第20話 審査請求が提起された

 1月下旬のある日、大阪府生活保護課保護係の山下さんから電話が架かってきた。


 「森山課長。一点ご報告があります。南大阪町福祉事務所の保護申請却下に対する審査請求が提起されました。このケース…こないだ泉州市と実施責任で揉めてたヤツではないでしょうか?」


 「山下さん、ケースの名前教えてください」


 「山木宏美さん…住所は南大阪町の九重病院です」


 「それ…こないだのケースですよ。でもなんで…?」


 「弁明書の作成をお願いすることになりますので、審査請求書副本も一緒にお送りしますが、ざっと見た感じでは、まだ泉州市での山木さんの保護が決定していないようで、南大阪町で保護を適用してくれという内容のようですね」


 「弁護士か誰か、代理人はついてますか?」


 「はい、弁護士先生がついてますね。法テラスを使えば無料でできちゃいますからねぇ…」


 「山下さん、情報提供ありがとうございます」


 3日後、山木さんの審査請求書副本と弁明書・証拠物件の提出要求が送られてきた。畠山主査に電話番を依頼し、5人のケースワーカーを会議室に招きいれた。


 「先日岩本主査と広瀬さんが対応してくれた山木宏美さんから、審査請求が提起されました。ウチの保護申請却下に対する不服です」


 私はケースワーカーたちに、粛々と伝えた。


 「審査請求って…誰の差し金なんでしょうかねぇ…まさか泉州市の仕返し?」


 阿部主査が苦虫を噛み潰したような顔をして、声を絞り出す。


 「私の説明がまずかったのかしら…」


 岩本主査は眉間にしわを寄せて俯いている。


 「いや。誰が悪いとかそういう問題ではないです。

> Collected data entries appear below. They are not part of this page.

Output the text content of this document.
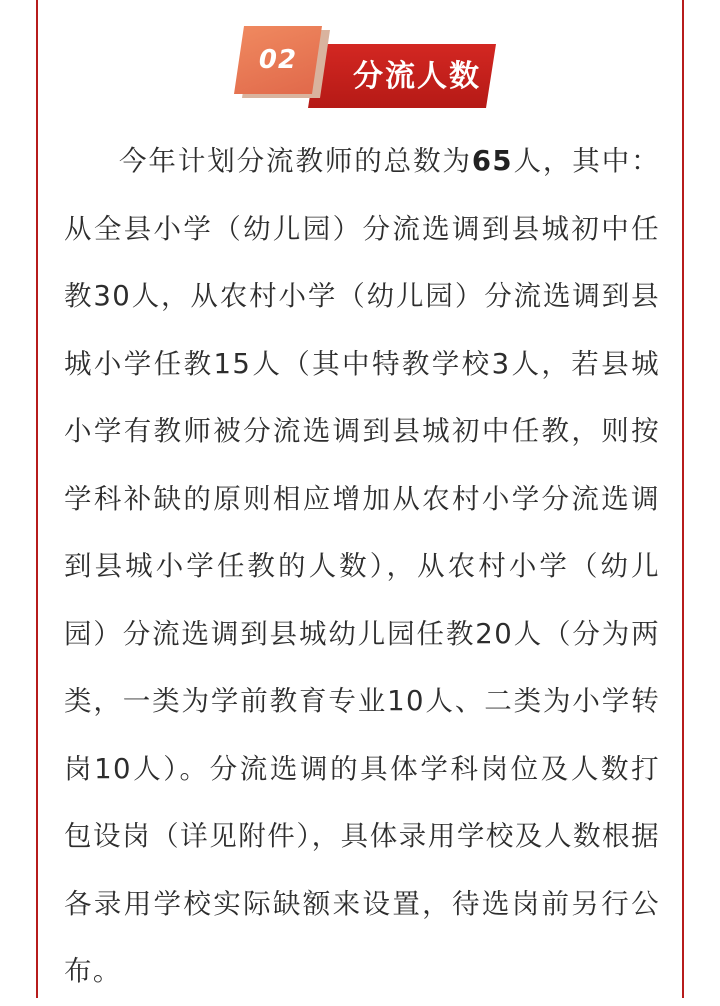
分流人数
02
今年计划分流教师的总数为65人，其中：从全县小学（幼儿园）分流选调到县城初中任教30人，从农村小学（幼儿园）分流选调到县城小学任教15人（其中特教学校3人，若县城小学有教师被分流选调到县城初中任教，则按学科补缺的原则相应增加从农村小学分流选调到县城小学任教的人数），从农村小学（幼儿园）分流选调到县城幼儿园任教20人（分为两类，一类为学前教育专业10人、二类为小学转岗10人）。分流选调的具体学科岗位及人数打包设岗（详见附件），具体录用学校及人数根据各录用学校实际缺额来设置，待选岗前另行公布。
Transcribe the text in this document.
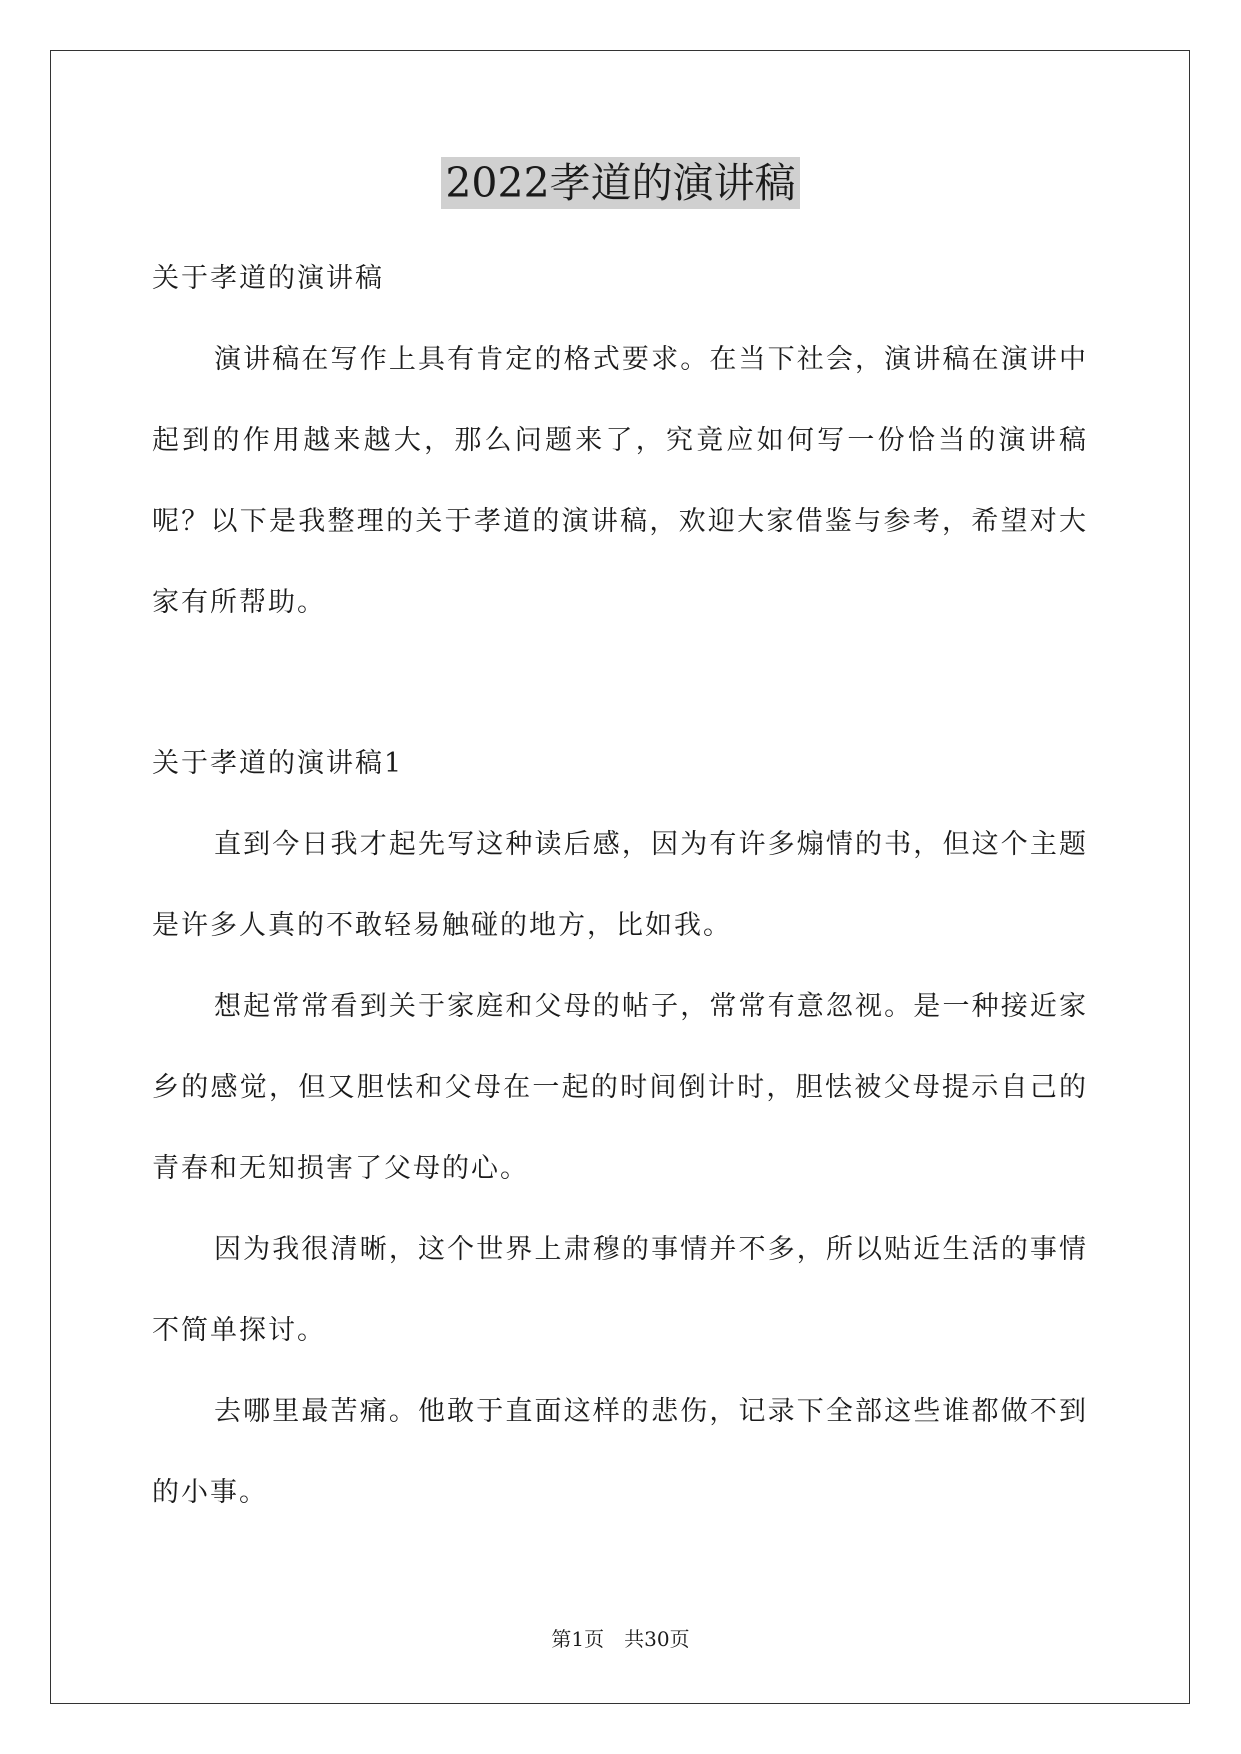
2022孝道的演讲稿

关于孝道的演讲稿

演讲稿在写作上具有肯定的格式要求。在当下社会，演讲稿在演讲中起到的作用越来越大，那么问题来了，究竟应如何写一份恰当的演讲稿呢？以下是我整理的关于孝道的演讲稿，欢迎大家借鉴与参考，希望对大家有所帮助。

关于孝道的演讲稿1

直到今日我才起先写这种读后感，因为有许多煽情的书，但这个主题是许多人真的不敢轻易触碰的地方，比如我。

想起常常看到关于家庭和父母的帖子，常常有意忽视。是一种接近家乡的感觉，但又胆怯和父母在一起的时间倒计时，胆怯被父母提示自己的青春和无知损害了父母的心。

因为我很清晰，这个世界上肃穆的事情并不多，所以贴近生活的事情不简单探讨。

去哪里最苦痛。他敢于直面这样的悲伤，记录下全部这些谁都做不到的小事。

第1页 共30页
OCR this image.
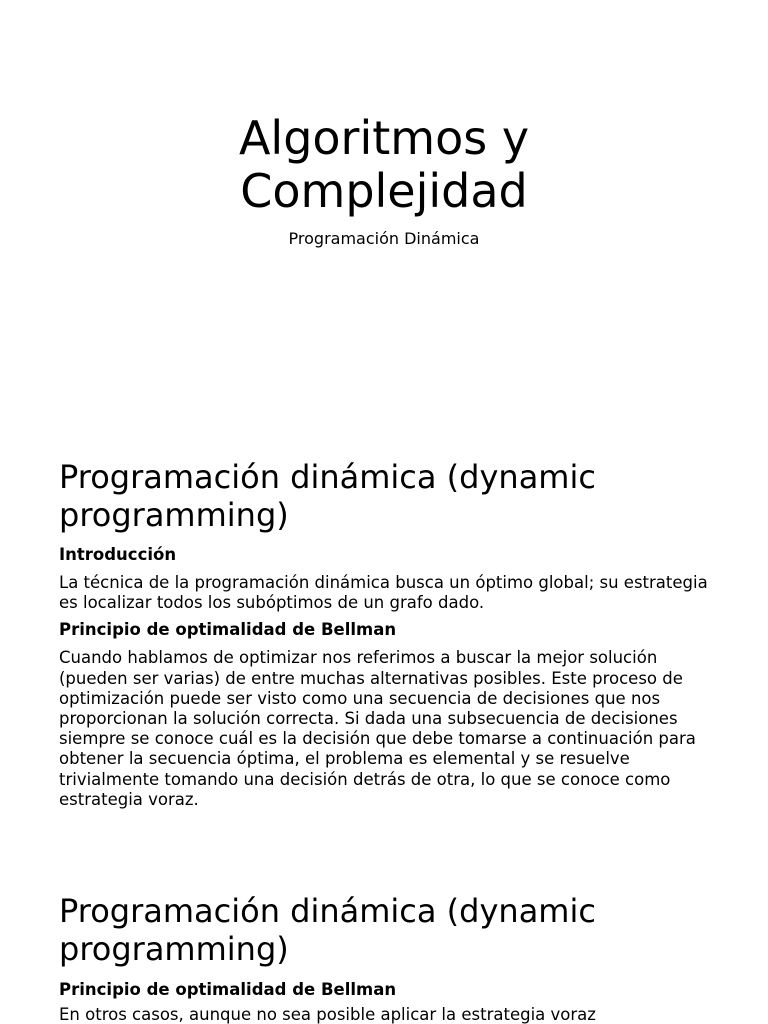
Algoritmos y
Complejidad

Programación Dinámica

Programación dinámica (dynamic
programming)

Introducción

La técnica de la programación dinámica busca un óptimo global; su estrategia es localizar todos los subóptimos de un grafo dado.

Principio de optimalidad de Bellman

Cuando hablamos de optimizar nos referimos a buscar la mejor solución (pueden ser varias) de entre muchas alternativas posibles. Este proceso de optimización puede ser visto como una secuencia de decisiones que nos proporcionan la solución correcta. Si dada una subsecuencia de decisiones siempre se conoce cuál es la decisión que debe tomarse a continuación para obtener la secuencia óptima, el problema es elemental y se resuelve trivialmente tomando una decisión detrás de otra, lo que se conoce como estrategia voraz.

Programación dinámica (dynamic
programming)

Principio de optimalidad de Bellman

En otros casos, aunque no sea posible aplicar la estrategia voraz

我々はきちんと調査をして、大阪府にも見解を求めた上で却下決定をしたんです。却下理由だって、誰が読んでもわかる内容です。とにかく、粛々と弁明をするしかありません。基本私が対応しますが、どなたか手伝ってもらえませんかね?」


 「課長。私にやらせてください!」


 挙手したのは玉城さんであった。そうか、彼は法学部出身である。


 「私、学生時代に行政不服審査法を専門に勉強してたんです。たぶん弁明書…書けると思います」


 「おーっ! 助かりますよ。実は私も15年くらい前に、大阪府生活保護課で審査請求の裁決書を書いてたんです。二人三脚で頑張りましょう!」


 「しかし…ウチの課って役者揃いですよね。役に立たないのは私だけですよ」


 阿部主査が苦笑いしている。


 「阿部主査。何を卑屈になってるんですか。阿部主査は町民からの人気がダントツです。十分役に立ってます」


 北山さんが阿部主査をなだめる。


 「ウチの課って、本当にいい職場ですよね。社会人になって初めての職場が生活保護課でよかったと思います」


 広瀬さんが北山さんに続く。


 「あと2ヶ月か…寂しいです、何か…。課長もう帰っちゃうんですよね。大阪府に…」


 岩本主査が、恨めしそうに私に視線を投げかける。


 「先のことはわかりません。とりあえず、今できることにベストを尽くしましょう!」


 私はケースワーカーたちに声をかけた。


 それから1週間ほどかけて、玉城さんと一緒に弁明書を書き上げ、大阪府生活保護課に届けた。そして2月中旬、「審査請求取り下げ」という形で幕引きを迎えた。我々の苦労は何だったのか…?


 山下さんから内々で聞いた話では、泉州市は法定期限ギリギリの2月8日付けで保護の開始決定を出し、それを踏まえ、利益が満たされたということで代理人弁護士が審査請求を取り下げたとのことである。何やらよくわからないが、後味の悪い話である。